Hillary Clinton
Former Secretary of State Hillary Clinton.AP Photo/Michel Euler
  • Hillary Clinton predicts that former President Trump will once again seek the White House in 2024.
  • "He seems to be setting himself up to do that," she told Sunday Today host Willie Geist.
  • Trump defeated Clinton in the 2016 presidential election, winning the Electoral College 304-227.

Former Secretary of State Hillary Clinton — in an NBC interview that was released in its entirety on Sunday — predicted that former President Donald Trump would seek the presidency in 2024 and said that his potential victory "could be the end" of US democracy.

Clinton — who lost the Democratic presidential nomination in 2008 to then-Senator Barack Obama of Illinois before becoming the party's nominee in 2016 — was defeated by Trump in what was seen as one of the biggest political upsets in modern political history.

"If I were a betting person right now, I'd say Trump is going to run again," she told Sunday Today host Willie Geist. "He seems to be setting himself up to do that, and if he's not held accountable, he gets to do it again."

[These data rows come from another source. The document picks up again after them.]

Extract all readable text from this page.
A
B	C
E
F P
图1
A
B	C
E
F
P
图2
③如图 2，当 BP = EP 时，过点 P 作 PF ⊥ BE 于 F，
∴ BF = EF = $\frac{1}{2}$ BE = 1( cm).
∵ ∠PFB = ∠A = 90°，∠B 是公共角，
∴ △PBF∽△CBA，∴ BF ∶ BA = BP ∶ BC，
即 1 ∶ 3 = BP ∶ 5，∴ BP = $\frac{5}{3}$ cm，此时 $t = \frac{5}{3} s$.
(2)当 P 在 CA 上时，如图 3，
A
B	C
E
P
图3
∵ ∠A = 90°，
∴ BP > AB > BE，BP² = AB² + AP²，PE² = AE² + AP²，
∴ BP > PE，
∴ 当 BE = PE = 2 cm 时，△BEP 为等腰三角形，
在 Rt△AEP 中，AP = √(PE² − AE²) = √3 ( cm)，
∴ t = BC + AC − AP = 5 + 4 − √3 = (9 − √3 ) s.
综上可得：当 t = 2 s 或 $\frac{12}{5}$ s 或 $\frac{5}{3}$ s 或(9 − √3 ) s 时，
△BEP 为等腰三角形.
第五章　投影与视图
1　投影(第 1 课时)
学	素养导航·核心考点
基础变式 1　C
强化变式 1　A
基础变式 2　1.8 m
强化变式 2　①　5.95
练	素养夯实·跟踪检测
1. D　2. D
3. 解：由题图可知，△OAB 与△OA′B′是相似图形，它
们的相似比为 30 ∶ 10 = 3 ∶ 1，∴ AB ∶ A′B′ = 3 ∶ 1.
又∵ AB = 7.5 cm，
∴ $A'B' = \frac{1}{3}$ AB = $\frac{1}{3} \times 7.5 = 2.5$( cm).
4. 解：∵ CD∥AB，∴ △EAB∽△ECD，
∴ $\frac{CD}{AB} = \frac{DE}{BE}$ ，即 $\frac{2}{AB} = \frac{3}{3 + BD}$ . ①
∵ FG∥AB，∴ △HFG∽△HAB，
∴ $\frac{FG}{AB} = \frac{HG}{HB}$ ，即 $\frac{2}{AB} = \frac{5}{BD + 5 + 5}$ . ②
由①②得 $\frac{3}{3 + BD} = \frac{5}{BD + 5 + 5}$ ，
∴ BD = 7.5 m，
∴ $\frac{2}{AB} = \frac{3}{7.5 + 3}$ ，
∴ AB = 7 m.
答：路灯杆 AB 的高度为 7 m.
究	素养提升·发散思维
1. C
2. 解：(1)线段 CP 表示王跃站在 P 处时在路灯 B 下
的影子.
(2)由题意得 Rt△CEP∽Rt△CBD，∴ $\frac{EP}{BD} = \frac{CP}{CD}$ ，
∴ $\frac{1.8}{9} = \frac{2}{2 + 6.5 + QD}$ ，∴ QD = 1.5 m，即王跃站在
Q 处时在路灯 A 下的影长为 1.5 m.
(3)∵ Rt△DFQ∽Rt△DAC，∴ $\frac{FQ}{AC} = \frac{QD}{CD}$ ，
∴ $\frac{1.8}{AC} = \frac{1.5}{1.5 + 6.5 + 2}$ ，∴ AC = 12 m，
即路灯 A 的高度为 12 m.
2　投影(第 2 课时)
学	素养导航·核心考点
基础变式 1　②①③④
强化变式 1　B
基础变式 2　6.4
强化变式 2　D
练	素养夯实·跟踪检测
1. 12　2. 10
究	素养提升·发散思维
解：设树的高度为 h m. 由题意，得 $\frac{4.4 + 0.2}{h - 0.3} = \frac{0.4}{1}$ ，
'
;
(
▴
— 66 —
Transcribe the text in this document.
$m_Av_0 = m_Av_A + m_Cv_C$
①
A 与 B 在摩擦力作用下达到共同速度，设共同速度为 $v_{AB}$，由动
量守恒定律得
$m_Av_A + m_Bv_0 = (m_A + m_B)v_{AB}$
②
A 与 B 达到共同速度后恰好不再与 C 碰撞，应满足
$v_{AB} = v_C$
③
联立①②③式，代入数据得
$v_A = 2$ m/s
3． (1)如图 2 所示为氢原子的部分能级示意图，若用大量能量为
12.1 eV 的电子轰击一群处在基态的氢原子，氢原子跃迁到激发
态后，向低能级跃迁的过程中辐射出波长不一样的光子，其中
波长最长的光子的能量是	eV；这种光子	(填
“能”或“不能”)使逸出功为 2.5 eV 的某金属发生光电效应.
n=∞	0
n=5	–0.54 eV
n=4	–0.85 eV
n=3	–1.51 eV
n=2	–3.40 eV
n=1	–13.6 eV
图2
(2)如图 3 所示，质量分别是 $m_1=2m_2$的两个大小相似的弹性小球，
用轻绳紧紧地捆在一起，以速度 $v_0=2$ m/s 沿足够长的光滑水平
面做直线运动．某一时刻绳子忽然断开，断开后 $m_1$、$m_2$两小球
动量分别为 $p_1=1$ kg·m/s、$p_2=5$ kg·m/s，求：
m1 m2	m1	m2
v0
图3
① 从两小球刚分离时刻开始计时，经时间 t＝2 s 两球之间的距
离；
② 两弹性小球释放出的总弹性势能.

"I think that could be the end of our democracy," she said. "Not too be too pointed about it, but I want people to understand that this could be a make-or-break point. If he or someone of his ilk were once again to be elected president, especially if he had a Congress that would do his bidding, you will not recognize our country."

Trump has flirted with a 2024 presidential bid since leaving the White House in January, but has not yet made an official announcement of his plans.

When Geist asked Clinton if she ever had "moments of responsibility or even guilt" about Trump's tenure in the White House, she acknowledged having such feelings.

"Of course," she said. "I tried to warn people. I tried to make the case that this was really dangerous — the people he was allied with, what they were saying, what he might do. I do think but for Jim Comey and the stunt he pulled ten days before the election, I would have won."

Comey, who at the time was the director of the FBI, sent a letter to Congress on October 28, 2020, to announce that the law enforcement agency was reopening its investigation into her private email server.

Clinton and many top Democrats have long maintained that the development swayed enough independent voters into Trump's camp to help him win the election.

In her Today interview, Clinton remarked on what she sees as Trump's perilous brand of politics.

"I feel terrible about not stopping him and the people around him, but I feel like now everybody can see for themselves what kind of leader he is," she said.

However, Clinton  also reflected on Trump's base of supporters, noting that he was trying to install loyalists in key election posts across the country.

"Clearly, there were people who liked what they saw, despite what I see as the real dangers to our country," she said. "They turned out and voted for him. And he's trying to get it set up so that will happen again for him, even as he loses, as he did twice the popular vote."

In the 2016 presidential election, Trump beat Clinton in the Electoral College (304 to 227, with 7 electors defecting), but Clinton edged him out in the popular vote (48%-46%), securing nearly 2.9 million more votes than the Republican.

Clinton has been a fixture in national politics for generations, from her days as first lady alongside her husband, then-President Bill Clinton, and her tenure as a US senator representing New York, to her time as the country's top diplomat and as one of the most influential figures in the Democratic Party.

She said the potential of Trump reentering the Oval Office presents the country with a clear choice.

"Are we going to give in to all these lies and this disinformation and this organized effort to undermine our rule of law and our institutions, or are we going to stand up to it?" she asked.

Last week — for the first time — Clinton shared the speech that she would have given at the Javits Center in Manhattan had she won the presidency in a video for her new MasterClass lesson called "The Power of Resilience."